A real-world case study is implemented in a multidepot logistics network in Chongqing City, China to evaluate the effectiveness of the proposed optimization model and solution methodology. The comparison of the results before and after optimization reveals that the TOC is reduced to $41,872.97, achieving a savings of 32.5%. Moreover, the NV is decreased to 12 after the application of optimization strategies. Different service periods and optimization strategies are further discussed and analyzed. The results show that r = 3 is the optimal number of service periods for the logistics network designed in this study. The application of CSS, TRS, and DIS in distribution logistics networks with DCDs can reduce TOCs and achieve the appropriate configuration of logistics resources. This scenario contributes to the establishment of a sustainable and economical urban distribution system.

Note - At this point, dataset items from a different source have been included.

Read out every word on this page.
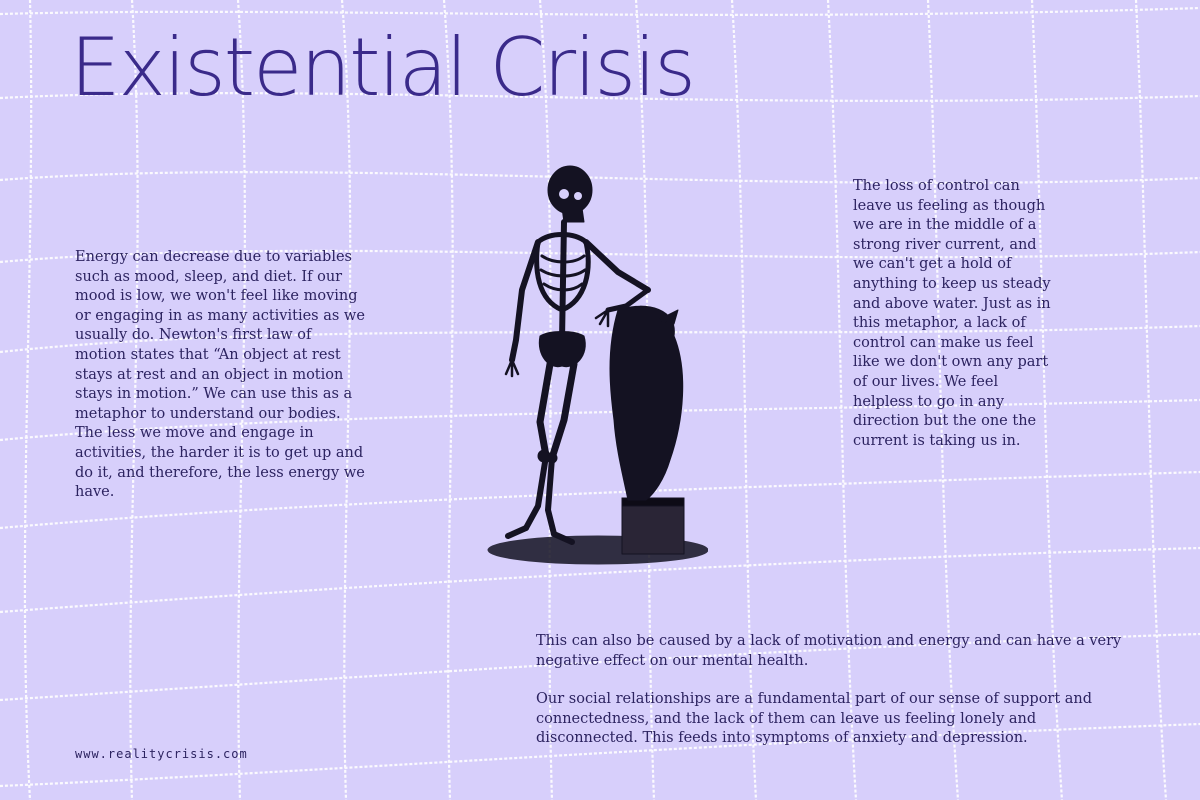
Existential Crisis

Energy can decrease due to variables such as mood, sleep, and diet. If our mood is low, we won't feel like moving or engaging in as many activities as we usually do. Newton's first law of motion states that “An object at rest stays at rest and an object in motion stays in motion.” We can use this as a metaphor to understand our bodies. The less we move and engage in activities, the harder it is to get up and do it, and therefore, the less energy we have.

The loss of control can leave us feeling as though we are in the middle of a strong river current, and we can't get a hold of anything to keep us steady and above water. Just as in this metaphor, a lack of control can make us feel like we don't own any part of our lives. We feel helpless to go in any direction but the one the current is taking us in.

This can also be caused by a lack of motivation and energy and can have a very negative effect on our mental health.

Our social relationships are a fundamental part of our sense of support and connectedness, and the lack of them can leave us feeling lonely and disconnected. This feeds into symptoms of anxiety and depression.

www.realitycrisis.com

This study investigates the widespread presence of DCDs in today’s logistics networks and incorporates the dynamic characteristics into a real-time vehicle routing optimization process in a logistics network. Compared with the traditional network optimization (i.e., the network optimization with SCDs), the integration of DCDs and SCDs enables the proposed CMVRPDCDTW optimization to better satisfy the increasingly vital requirements of high-flexibility in vehicle scheduling for modern logistics enterprises. At present, the ubiquity of various new technologies such as blockchain, cloud computing, and big data has deeply penetrated into modern logistics operations. Combined with the collaborative strategies and the DIS method, the proposed model and algorithm can effectively handle the collected dynamic customer information and provide logistics managers with timely vehicle scheduling adjustment and optimization, thus accelerating the flexible development of sustainable logistics systems.

Future studies have some room for improvement. (1) This research can be extended to different realistic network dynamic scenarios, such as variable customer time windows and traffic congestion. (2) The pickup and delivery operations can be simultaneously considered in optimizing the multidepot delivery logistics networks. (3) Exact algorithms can combine with heuristic algorithms in future studies to improve solution quality. (4) The optimization objectives (e.g., environmental factors, social impact, enterprise benefits, and customer satisfaction) can be considered in the CMVRPDCDTW model.